Does that sound strange? That's nothing compared with the most unusual aspect of the study, namely its conclusion: The authors completely ignored the most statistically significant data points in the entire investigation, namely the 34% reduction in relative risk at 15 cGy and the 15% reduction at 24 cGy. Myron Pollycove, M.D., remarked regarding this omission:

"The decreased RR [risk rate] of breast cancer produced by low dose, low level radiation were rejected a priori by the choice of mathematical models that extrapolate the dose-risk relation from high dose exposures to low dose exposures."

[We met Dr. Pollycover back in Chapter 2. But since he is such an important player in the LNT controversy, allow me to remind you that he is professor emeritus in Laboratory Medicine and Radiology at the University of California at San Francisco, head of Nuclear Medicine at San Francisco General Hospital, as well as a visiting medical fellow on the Nuclear Regulatory Commission.]

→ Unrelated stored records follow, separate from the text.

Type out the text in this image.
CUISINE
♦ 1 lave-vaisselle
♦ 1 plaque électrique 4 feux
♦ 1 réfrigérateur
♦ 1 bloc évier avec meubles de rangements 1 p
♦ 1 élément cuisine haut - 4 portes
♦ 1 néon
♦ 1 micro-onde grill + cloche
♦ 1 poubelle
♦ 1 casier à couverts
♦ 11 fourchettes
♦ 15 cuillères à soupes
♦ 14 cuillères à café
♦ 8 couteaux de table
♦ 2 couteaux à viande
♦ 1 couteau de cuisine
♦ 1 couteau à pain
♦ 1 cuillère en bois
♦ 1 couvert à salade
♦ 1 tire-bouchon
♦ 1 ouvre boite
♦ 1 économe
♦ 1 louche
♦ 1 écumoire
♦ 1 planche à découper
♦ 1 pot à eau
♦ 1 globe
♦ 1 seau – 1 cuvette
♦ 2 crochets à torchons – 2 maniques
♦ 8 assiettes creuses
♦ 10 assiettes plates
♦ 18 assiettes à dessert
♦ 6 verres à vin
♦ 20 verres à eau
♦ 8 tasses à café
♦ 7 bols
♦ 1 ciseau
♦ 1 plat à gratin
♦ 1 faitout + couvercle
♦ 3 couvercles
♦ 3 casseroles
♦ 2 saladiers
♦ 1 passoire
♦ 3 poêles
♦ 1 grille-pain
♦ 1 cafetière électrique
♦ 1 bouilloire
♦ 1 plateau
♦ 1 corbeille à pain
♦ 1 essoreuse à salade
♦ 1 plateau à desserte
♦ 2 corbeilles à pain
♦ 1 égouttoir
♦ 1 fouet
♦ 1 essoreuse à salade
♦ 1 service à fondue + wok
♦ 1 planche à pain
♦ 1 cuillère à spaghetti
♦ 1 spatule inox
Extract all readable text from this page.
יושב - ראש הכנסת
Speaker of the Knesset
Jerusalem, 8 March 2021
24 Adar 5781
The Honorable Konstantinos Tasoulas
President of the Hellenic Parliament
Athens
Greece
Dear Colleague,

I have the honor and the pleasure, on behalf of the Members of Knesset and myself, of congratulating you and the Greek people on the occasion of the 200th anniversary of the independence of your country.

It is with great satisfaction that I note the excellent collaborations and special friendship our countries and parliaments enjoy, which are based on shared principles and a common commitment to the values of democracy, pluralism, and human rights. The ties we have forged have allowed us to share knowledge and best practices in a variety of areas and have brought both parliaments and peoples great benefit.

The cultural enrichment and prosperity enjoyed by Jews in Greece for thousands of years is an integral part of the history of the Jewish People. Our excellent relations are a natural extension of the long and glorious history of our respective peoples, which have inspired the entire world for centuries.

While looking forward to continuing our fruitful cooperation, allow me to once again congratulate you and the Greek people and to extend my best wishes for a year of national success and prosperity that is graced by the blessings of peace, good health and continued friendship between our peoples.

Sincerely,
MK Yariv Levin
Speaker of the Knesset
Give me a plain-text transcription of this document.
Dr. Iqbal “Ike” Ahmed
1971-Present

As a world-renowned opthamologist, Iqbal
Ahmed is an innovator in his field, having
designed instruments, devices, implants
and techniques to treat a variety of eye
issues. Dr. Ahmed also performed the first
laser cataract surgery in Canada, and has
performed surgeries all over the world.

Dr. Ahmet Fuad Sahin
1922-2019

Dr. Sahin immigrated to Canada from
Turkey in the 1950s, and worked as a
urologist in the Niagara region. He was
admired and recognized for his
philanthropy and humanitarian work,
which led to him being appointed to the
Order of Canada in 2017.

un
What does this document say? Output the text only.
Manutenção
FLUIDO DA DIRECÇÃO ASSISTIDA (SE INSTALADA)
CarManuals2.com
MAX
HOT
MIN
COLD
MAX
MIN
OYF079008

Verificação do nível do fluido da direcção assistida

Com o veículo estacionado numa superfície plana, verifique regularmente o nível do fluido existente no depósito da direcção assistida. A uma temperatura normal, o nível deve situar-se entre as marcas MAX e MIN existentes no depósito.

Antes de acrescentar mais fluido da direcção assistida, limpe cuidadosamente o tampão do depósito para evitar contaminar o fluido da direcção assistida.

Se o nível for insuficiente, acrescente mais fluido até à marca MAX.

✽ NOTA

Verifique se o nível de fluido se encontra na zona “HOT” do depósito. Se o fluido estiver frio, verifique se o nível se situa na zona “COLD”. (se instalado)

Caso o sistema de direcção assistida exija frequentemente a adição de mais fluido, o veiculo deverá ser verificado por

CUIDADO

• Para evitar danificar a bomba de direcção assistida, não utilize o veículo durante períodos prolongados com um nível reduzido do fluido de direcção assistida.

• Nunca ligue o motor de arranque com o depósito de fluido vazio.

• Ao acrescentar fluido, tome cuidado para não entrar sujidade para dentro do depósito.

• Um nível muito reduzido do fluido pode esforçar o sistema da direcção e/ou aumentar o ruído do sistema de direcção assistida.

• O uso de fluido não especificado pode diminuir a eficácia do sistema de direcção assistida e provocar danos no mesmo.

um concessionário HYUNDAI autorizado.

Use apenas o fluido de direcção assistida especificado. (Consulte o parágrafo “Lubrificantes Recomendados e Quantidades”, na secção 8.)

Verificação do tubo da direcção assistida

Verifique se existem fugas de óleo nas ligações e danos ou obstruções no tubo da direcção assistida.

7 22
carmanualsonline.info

To most of us that simply means the researchers, for whatever reason, chose to "spike" all results that indicated hormesis. Why? Probably because they were not even considering bio-positive data; they were looking for harmful effects... period. Pollycove continues:

"Nine hundred excess deaths from breast cancer are predicted theoretically from the exposure of one million women to 0.15 Gy. However, the quantified low dose data predicts with better than 99% confidence limits that instead of causing 900 deaths, a dose of 0.15 Gy would prevent 10,000 deaths in these million women."

Pardon me, but do you understand what this man - who has possibly the most impressive credentials in this entire debate - is saying? He is proclaiming that there is unmistakable evidence of hormesis in this study, which, if acted upon, might be developed into an effective weapon against breast cancer in millions of women, thousands of whom will die needlessly because of a theory that was never intended to apply to low-level radiation! It is a pity, a shame, a disgrace that the current ingrained reliance by regulators on the Linear No-Threshold hypothesis makes even a consideration of studying the hormesis phenomen extremely difficult, if not impossible.